Wsiedliśmy do samochodu a kierowca, który zazwyczaj woził ojca Brendana, zawiódł nas na miejsce gdzie odbywała się studniówka. Sala było ogromna. Co w sumie nieco mnie zdziwiło. Maturzystów w cale nie było tak dużo, jednak nie zamierzam narzekać. Więcej miejsca do tańczenia.
Mój wzrok utkwił na grupce machających do nas osób. Byli to jacyś ludzcy znajomi Brendana. Podeszliśmy do nich, a każdy z nich mi się przedstawił. Już teraz jestem pewna, że nie zapamiętam ich imion.
- Jestem pewna, że będziemy się świetnie bawić. - Stwierdziła dziewczyna w granatowej sukience. Chyba Anna.
- Też jestem tego pewien. - Potwierdził jej partner Liam.
W zasadzie to tyle było z rozum. Wszyscy szybko skupili się na tańcu. Ja oczywiście nieustannie tańczyłam z moim mate, skutecznie odganiając od niego zainteresowane kobiety. Oczywiście starałam się być subtelną, chociaż nie zawsze wychodziło. Muszę przyznać, że wieczór mijał mi bardzo miło. Tańczyłam i nieco rozmawiałam ze znajomymi chłopaka. Którzy byli bardzo mili.
- To długo się znacie? - Spytała Anna, pijąc jakiegoś drinka.
Wspomniałam, że to studniówka organizować przez uczniów bez nauczycieli? Nie? No to mówię teraz. Ponoć wszyscy zgodnie stwierdzili, że te szkole studniówki to nuda i oni wolą zrobić własną. Nie wiem, jak tego dokonali no, ale się dokonało. I w sumie to pewnie na dobre nam wszystkim to wyszło.
- Rok. - Odpowiedzieliśmy niemal jednocześnie.
- Nie wiem, czy to było urocze, czy przerażające. - Aaron zaśmiał się głośno. - No, ale wy w ogóle jesteście ciekawą parą.
- Powiedział wieczny kawaler. - Anna szturcha do w ramię wracając wzrokiem, do naszej dwójki. - Opowiadajcie.
- Poznaliśmy się w klubie niedługo po moim przyjeździe. - Wyjaśnił Brendan, trzymając moją rękę. - Tak się zaczęło.
- No to można powiedzieć, że to czyste przeznaczenie. - Oświadczyła, nawet nie wiedząc ile jest racji w tym bo mówi.
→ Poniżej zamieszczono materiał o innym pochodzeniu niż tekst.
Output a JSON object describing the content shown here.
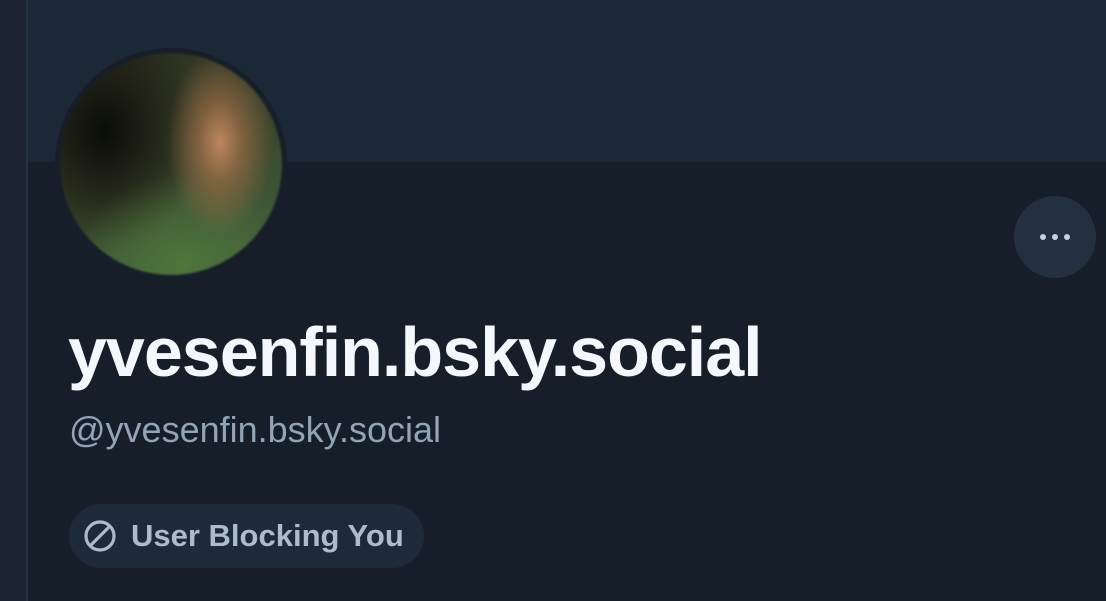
{
  "profile": {
    "display_name": "yvesenfin.bsky.social",
    "handle": "@yvesenfin.bsky.social",
    "avatar_icon": "avatar-photo-blurred"
  },
  "actions": {
    "more_icon": "ellipsis-icon"
  },
  "status": {
    "block_label": "User Blocking You",
    "block_icon": "block-icon"
  },
  "colors": {
    "background": "#161e29",
    "banner": "#1d2837",
    "badge_background": "#1e2a3a",
    "handle_text": "#93a3b8",
    "name_text": "#f4f7fb"
  }
}
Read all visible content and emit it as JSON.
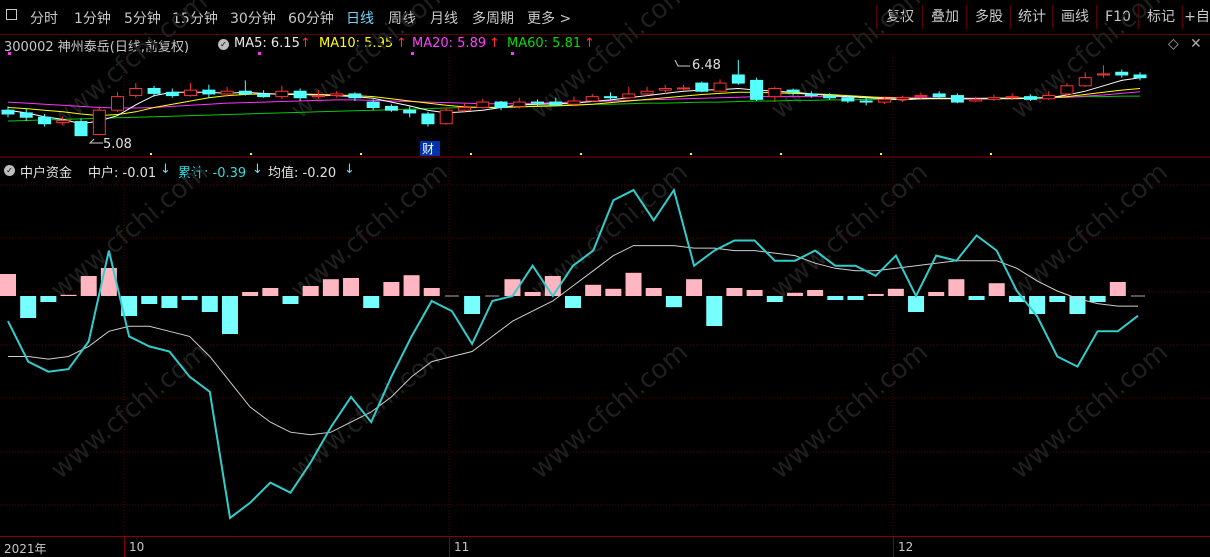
{
  "toolbar": {
    "periods": [
      "分时",
      "1分钟",
      "5分钟",
      "15分钟",
      "30分钟",
      "60分钟",
      "日线",
      "周线",
      "月线",
      "多周期",
      "更多 >"
    ],
    "active_period": "日线",
    "right_buttons": [
      "复权",
      "叠加",
      "多股",
      "统计",
      "画线",
      "F10",
      "标记",
      "+自"
    ]
  },
  "stock": {
    "title": "300002 神州泰岳(日线,前复权)",
    "ma5_label": "MA5: 6.15",
    "ma10_label": "MA10: 5.95",
    "ma20_label": "MA20: 5.89",
    "ma60_label": "MA60: 5.81",
    "high_label": "6.48",
    "low_label": "5.08",
    "event_marker": "财",
    "ma5_color": "#ffffff",
    "ma10_color": "#ffff00",
    "ma20_color": "#ff33ff",
    "ma60_color": "#00cc00"
  },
  "indicator": {
    "name": "中户资金",
    "v1_label": "中户: -0.01",
    "v2_label": "累计: -0.39",
    "v3_label": "均值: -0.20",
    "up_color": "#ffb6c1",
    "down_color": "#7ff",
    "line_color": "#33cccc"
  },
  "dates": {
    "year": "2021年",
    "oct": "10",
    "nov": "11",
    "dec": "12"
  },
  "watermark": "www.cfchi.com",
  "chart_data": {
    "type": "bar",
    "title": "中户资金",
    "series": [
      {
        "name": "中户",
        "values": [
          0.55,
          -0.55,
          -0.15,
          0.03,
          0.5,
          0.7,
          -0.5,
          -0.2,
          -0.3,
          -0.1,
          -0.4,
          -0.95,
          0.1,
          0.2,
          -0.2,
          0.25,
          0.42,
          0.45,
          -0.3,
          0.35,
          0.52,
          0.2,
          0.0,
          -0.45,
          0.0,
          0.42,
          0.1,
          0.5,
          -0.3,
          0.28,
          0.18,
          0.58,
          0.2,
          -0.28,
          0.42,
          -0.75,
          0.2,
          0.15,
          -0.15,
          0.08,
          0.15,
          -0.1,
          -0.1,
          0.05,
          0.18,
          -0.4,
          0.1,
          0.42,
          -0.1,
          0.32,
          -0.15,
          -0.45,
          -0.15,
          -0.45,
          -0.15,
          0.35,
          -0.01
        ]
      },
      {
        "name": "累计",
        "values": [
          -0.5,
          -1.3,
          -1.5,
          -1.45,
          -0.9,
          0.9,
          -0.8,
          -1.0,
          -1.1,
          -1.6,
          -1.9,
          -4.4,
          -4.1,
          -3.7,
          -3.9,
          -3.3,
          -2.6,
          -2.0,
          -2.5,
          -1.6,
          -0.8,
          -0.1,
          -0.3,
          -0.95,
          -0.1,
          0.0,
          0.6,
          0.0,
          0.6,
          0.9,
          1.9,
          2.1,
          1.5,
          2.1,
          0.6,
          0.9,
          1.1,
          1.1,
          0.7,
          0.7,
          0.9,
          0.6,
          0.6,
          0.4,
          0.8,
          0.0,
          0.8,
          0.7,
          1.2,
          0.9,
          0.1,
          -0.4,
          -1.2,
          -1.4,
          -0.7,
          -0.7,
          -0.39
        ]
      },
      {
        "name": "均值",
        "values": [
          -1.2,
          -1.2,
          -1.25,
          -1.2,
          -1.0,
          -0.7,
          -0.6,
          -0.6,
          -0.7,
          -0.8,
          -1.2,
          -1.7,
          -2.2,
          -2.5,
          -2.7,
          -2.75,
          -2.7,
          -2.5,
          -2.3,
          -2.0,
          -1.6,
          -1.3,
          -1.2,
          -1.1,
          -0.8,
          -0.5,
          -0.3,
          -0.1,
          0.2,
          0.5,
          0.8,
          1.0,
          1.0,
          1.0,
          0.95,
          0.95,
          0.9,
          0.9,
          0.85,
          0.8,
          0.65,
          0.55,
          0.5,
          0.5,
          0.55,
          0.6,
          0.65,
          0.7,
          0.7,
          0.7,
          0.55,
          0.3,
          0.1,
          -0.05,
          -0.15,
          -0.2,
          -0.2
        ]
      }
    ],
    "ylim": [
      -4.5,
      2.3
    ]
  },
  "candles": [
    [
      5.55,
      5.48,
      5.62,
      5.42
    ],
    [
      5.5,
      5.42,
      5.58,
      5.35
    ],
    [
      5.42,
      5.3,
      5.48,
      5.25
    ],
    [
      5.32,
      5.36,
      5.44,
      5.28
    ],
    [
      5.34,
      5.08,
      5.4,
      5.08
    ],
    [
      5.1,
      5.55,
      5.62,
      5.1
    ],
    [
      5.55,
      5.8,
      5.88,
      5.52
    ],
    [
      5.82,
      5.95,
      6.05,
      5.78
    ],
    [
      5.95,
      5.86,
      6.0,
      5.8
    ],
    [
      5.88,
      5.82,
      5.95,
      5.78
    ],
    [
      5.82,
      5.92,
      6.05,
      5.8
    ],
    [
      5.92,
      5.85,
      6.02,
      5.78
    ],
    [
      5.85,
      5.9,
      5.98,
      5.8
    ],
    [
      5.9,
      5.85,
      6.1,
      5.82
    ],
    [
      5.85,
      5.8,
      5.92,
      5.78
    ],
    [
      5.8,
      5.9,
      6.0,
      5.76
    ],
    [
      5.9,
      5.78,
      5.95,
      5.72
    ],
    [
      5.8,
      5.82,
      5.92,
      5.76
    ],
    [
      5.82,
      5.85,
      5.9,
      5.78
    ],
    [
      5.85,
      5.78,
      5.88,
      5.72
    ],
    [
      5.7,
      5.6,
      5.75,
      5.55
    ],
    [
      5.62,
      5.55,
      5.66,
      5.52
    ],
    [
      5.55,
      5.5,
      5.62,
      5.42
    ],
    [
      5.48,
      5.3,
      5.52,
      5.25
    ],
    [
      5.3,
      5.55,
      5.6,
      5.28
    ],
    [
      5.55,
      5.6,
      5.68,
      5.52
    ],
    [
      5.6,
      5.7,
      5.76,
      5.58
    ],
    [
      5.7,
      5.6,
      5.72,
      5.55
    ],
    [
      5.62,
      5.7,
      5.78,
      5.58
    ],
    [
      5.7,
      5.68,
      5.75,
      5.62
    ],
    [
      5.7,
      5.65,
      5.78,
      5.62
    ],
    [
      5.66,
      5.72,
      5.8,
      5.62
    ],
    [
      5.72,
      5.8,
      5.85,
      5.7
    ],
    [
      5.8,
      5.78,
      5.88,
      5.75
    ],
    [
      5.78,
      5.85,
      5.98,
      5.76
    ],
    [
      5.85,
      5.9,
      5.98,
      5.82
    ],
    [
      5.92,
      5.95,
      6.02,
      5.85
    ],
    [
      5.95,
      5.96,
      6.02,
      5.92
    ],
    [
      6.05,
      5.9,
      6.08,
      5.88
    ],
    [
      5.9,
      6.05,
      6.12,
      5.88
    ],
    [
      6.2,
      6.05,
      6.48,
      6.02
    ],
    [
      6.1,
      5.75,
      6.15,
      5.72
    ],
    [
      5.8,
      5.95,
      5.98,
      5.7
    ],
    [
      5.92,
      5.88,
      5.95,
      5.82
    ],
    [
      5.85,
      5.82,
      5.9,
      5.78
    ],
    [
      5.82,
      5.78,
      5.86,
      5.74
    ],
    [
      5.78,
      5.72,
      5.82,
      5.68
    ],
    [
      5.72,
      5.7,
      5.78,
      5.64
    ],
    [
      5.7,
      5.75,
      5.8,
      5.66
    ],
    [
      5.75,
      5.78,
      5.82,
      5.7
    ],
    [
      5.8,
      5.82,
      5.88,
      5.76
    ],
    [
      5.85,
      5.8,
      5.9,
      5.78
    ],
    [
      5.82,
      5.7,
      5.86,
      5.68
    ],
    [
      5.72,
      5.75,
      5.8,
      5.7
    ],
    [
      5.75,
      5.78,
      5.84,
      5.72
    ],
    [
      5.78,
      5.8,
      5.86,
      5.74
    ],
    [
      5.8,
      5.75,
      5.84,
      5.72
    ],
    [
      5.76,
      5.82,
      5.9,
      5.74
    ],
    [
      5.85,
      6.0,
      6.05,
      5.82
    ],
    [
      6.0,
      6.15,
      6.25,
      5.98
    ],
    [
      6.2,
      6.22,
      6.38,
      6.15
    ],
    [
      6.25,
      6.2,
      6.3,
      6.15
    ],
    [
      6.2,
      6.15,
      6.25,
      6.1
    ]
  ],
  "ma_lines": {
    "ma5": [
      5.55,
      5.5,
      5.43,
      5.38,
      5.3,
      5.35,
      5.45,
      5.65,
      5.82,
      5.88,
      5.88,
      5.88,
      5.86,
      5.88,
      5.86,
      5.84,
      5.84,
      5.83,
      5.82,
      5.8,
      5.77,
      5.7,
      5.63,
      5.55,
      5.5,
      5.52,
      5.55,
      5.6,
      5.65,
      5.66,
      5.67,
      5.68,
      5.71,
      5.74,
      5.78,
      5.82,
      5.86,
      5.9,
      5.92,
      5.93,
      5.95,
      5.92,
      5.9,
      5.88,
      5.85,
      5.82,
      5.8,
      5.78,
      5.76,
      5.74,
      5.76,
      5.77,
      5.76,
      5.76,
      5.76,
      5.77,
      5.77,
      5.78,
      5.83,
      5.9,
      6.0,
      6.1,
      6.15
    ],
    "ma10": [
      5.6,
      5.58,
      5.55,
      5.52,
      5.48,
      5.45,
      5.47,
      5.52,
      5.6,
      5.66,
      5.72,
      5.78,
      5.82,
      5.84,
      5.85,
      5.85,
      5.85,
      5.84,
      5.83,
      5.82,
      5.8,
      5.76,
      5.72,
      5.68,
      5.64,
      5.61,
      5.6,
      5.6,
      5.61,
      5.62,
      5.63,
      5.64,
      5.66,
      5.69,
      5.72,
      5.75,
      5.78,
      5.81,
      5.84,
      5.86,
      5.88,
      5.88,
      5.87,
      5.86,
      5.85,
      5.84,
      5.82,
      5.8,
      5.78,
      5.77,
      5.76,
      5.76,
      5.76,
      5.76,
      5.76,
      5.76,
      5.77,
      5.78,
      5.8,
      5.84,
      5.88,
      5.92,
      5.95
    ],
    "ma20": [
      5.7,
      5.68,
      5.66,
      5.64,
      5.62,
      5.6,
      5.59,
      5.59,
      5.6,
      5.62,
      5.64,
      5.66,
      5.68,
      5.69,
      5.7,
      5.71,
      5.72,
      5.73,
      5.74,
      5.74,
      5.73,
      5.72,
      5.71,
      5.7,
      5.69,
      5.68,
      5.67,
      5.67,
      5.67,
      5.68,
      5.69,
      5.7,
      5.71,
      5.72,
      5.73,
      5.74,
      5.75,
      5.76,
      5.77,
      5.78,
      5.79,
      5.8,
      5.8,
      5.8,
      5.8,
      5.8,
      5.8,
      5.79,
      5.79,
      5.78,
      5.78,
      5.77,
      5.77,
      5.77,
      5.77,
      5.77,
      5.77,
      5.78,
      5.79,
      5.81,
      5.83,
      5.86,
      5.89
    ],
    "ma60": [
      5.35,
      5.36,
      5.37,
      5.38,
      5.39,
      5.4,
      5.41,
      5.42,
      5.43,
      5.44,
      5.45,
      5.46,
      5.47,
      5.48,
      5.49,
      5.5,
      5.51,
      5.52,
      5.53,
      5.54,
      5.55,
      5.56,
      5.57,
      5.58,
      5.59,
      5.6,
      5.6,
      5.61,
      5.62,
      5.63,
      5.64,
      5.65,
      5.66,
      5.66,
      5.67,
      5.68,
      5.68,
      5.69,
      5.7,
      5.7,
      5.71,
      5.72,
      5.72,
      5.73,
      5.73,
      5.74,
      5.74,
      5.75,
      5.75,
      5.76,
      5.76,
      5.77,
      5.77,
      5.77,
      5.78,
      5.78,
      5.78,
      5.79,
      5.79,
      5.8,
      5.8,
      5.81,
      5.81
    ]
  }
}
- Dobra idę po coś do picia. - Poinformował nas Damian, wstając z miejsca. - Rozkręcimy trochę tę stypę.
Miałam wątpliwości co do tego, czy powinnam pić. Jednak ostatecznie się przełamałam. I wypiłam więcej, niż powinnam. Przyznaje z ręką na sercu.
Kiedy dochodziła druga, zdjęłam buty stwierdzając, że prędzej się zabije jak zrobię, w nich jeszcze chociażby krok. I tak odbyłam swój pierwszy taniec do piosenki, która skątś kojarzyłam. Tylko za cholerę nie miałam pojęcia skąd. W końcu przyszła kolej na coś wolnego. Przytuliłam się do Brendan i tak zaczęliśmy tańczyć. Oczywiście on spędził długie godziny próbując nauczyć mnie jakichś układów. Jednak ja w tańcu jestem kompletnie lewa. Dlatego skoczyło się do bujania się w rytm piosenki.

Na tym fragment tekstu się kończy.